C’è un posto a Parigi dove, aprendo il coperchio, non trovi solo un gioiello: trovi una storia.
Dal 10 settembre al 5 ottobre, Acne Paper Palais Royal ospita The Jewellery Box di Emman, una mostra che trasforma gli spazi in una gigantesca scatola musicale—ballerina inclusa—dove memoria, materia e messa in scena danzano insieme.
Questa è la prima grande personale dell’artista, ed è pensata come un invito a tornare bambini: quello in cui ritagliavamo collane dai cataloghi, le nascondevamo in una scatola e le sognavamo più preziose di quanto fossero.
Tra memoria e identità
Emman parte proprio da lì, ma fa un salto in avanti: porta in mostra la stratificazione di un’eredità multiculturale—le doti nuziali delle famiglie dell’Asia meridionale, i tesori barocchi custoditi dalle zie cattoliche—e la rielabora con lo sguardo di chi l’ornamento non lo indossa soltanto, lo studia, lo costruisce, lo ripara.
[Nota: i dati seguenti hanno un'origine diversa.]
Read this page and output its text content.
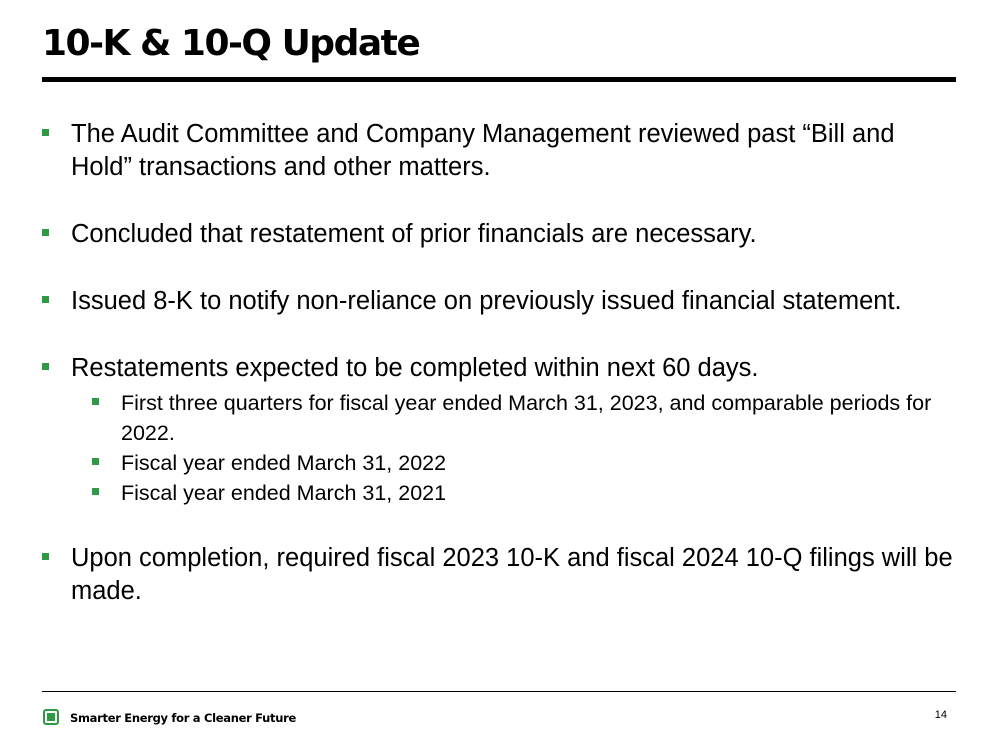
10-K & 10-Q Update
The Audit Committee and Company Management reviewed past “Bill and Hold” transactions and other matters.
Concluded that restatement of prior financials are necessary.
Issued 8-K to notify non-reliance on previously issued financial statement.
Restatements expected to be completed within next 60 days.
First three quarters for fiscal year ended March 31, 2023, and comparable periods for 2022.
Fiscal year ended March 31, 2022
Fiscal year ended March 31, 2021
Upon completion, required fiscal 2023 10-K and fiscal 2024 10-Q filings will be made.
Smarter Energy for a Cleaner Future	14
La ballerina di The Jewellery Box
Dentro una teca di vetro, invece di gioielli autentici, troverai collage in formato monumentale: collane, spille e diademi che sembrano tridimensionali e luccicanti, ma sono in realtà composizioni di carta. Emman accosta alta gioielleria a ciò che di solito consideriamo “scarto”: gusci di coleottero, tappi di bottiglia, piume, conchiglie, materiali che rifrangono la luce come pietre preziose e al tempo stesso raccontano altre nature del desiderio.
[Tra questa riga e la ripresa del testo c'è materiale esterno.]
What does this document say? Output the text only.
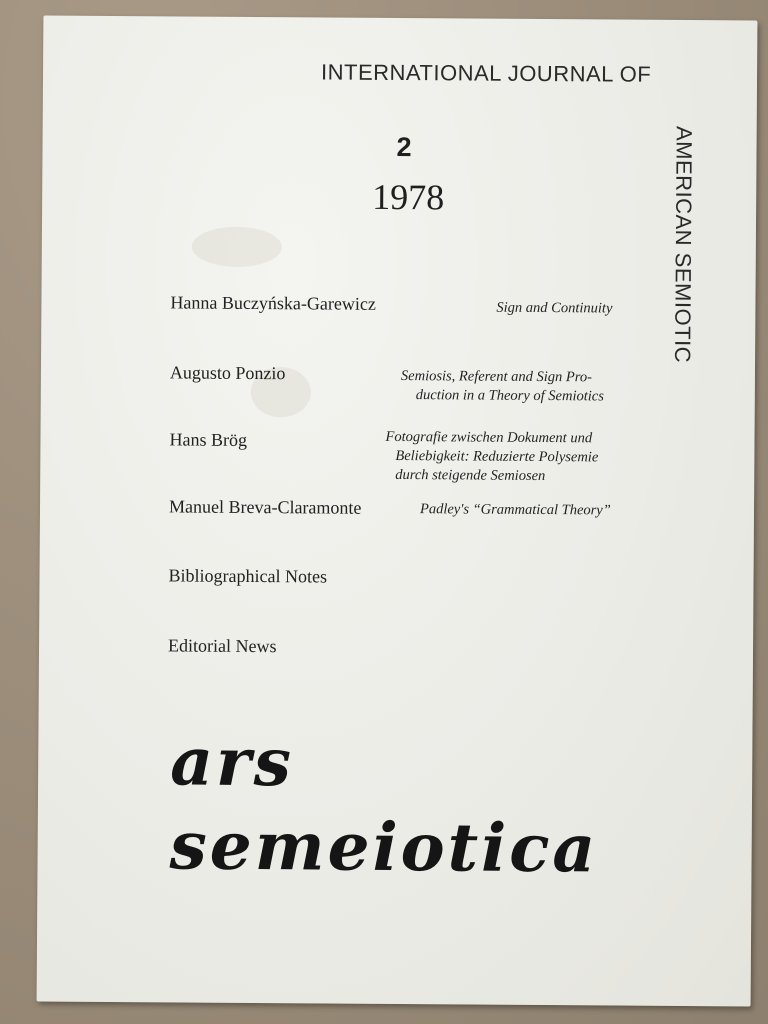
INTERNATIONAL JOURNAL OF
AMERICAN SEMIOTIC
2
1978
Hanna Buczyńska-Garewicz	Sign and Continuity
Augusto Ponzio	Semiosis, Referent and Sign Pro-
duction in a Theory of Semiotics
Hans Brög	Fotografie zwischen Dokument und
Beliebigkeit: Reduzierte Polysemie
durch steigende Semiosen
Manuel Breva-Claramonte	Padley's “Grammatical Theory”
Bibliographical Notes
Editorial News
ars
semeiotica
Il risultato è sontuoso e ironico: alto e basso si scambiano di posto, tradizione e trasformazione si riflettono l’una nell’altra.
A fare da filo rosso c’è una figura che tutti conosciamo: la ballerina. Emman la cita e la contraddice: i suoi collage cercano la complessità più che la silhouette perfetta. Il gioiello diventa così un talismano—protezione, rito, identità, memoria—più che un semplice vezzo.

L’intervento digitale di Hey_Reilly
La mostra non si ferma al bidimensionale. Le opere digitali di HEY_REILLY portano movimento e ambiguità: i gioielli “di carta” prendono vita e si posano su enigmatiche dive dell’età d’oro di Hollywood. È un gioco di apparizioni—femminilità, performance, ornamento—che amplifica la teatrale intimità dell’installazione.

Acne Paper e la dimensione immersiva
Acne Paper—nato su carta—diventa esperienza fisica in 3D e 4D, attraversabile, ascoltabile, toccabile con gli occhi. È un’estensione vivente della rivista.
Se ami la moda e il design, questa mostra è il tuo posto felice: teatrale ma intima, rigorosa eppure capace di farti sorridere.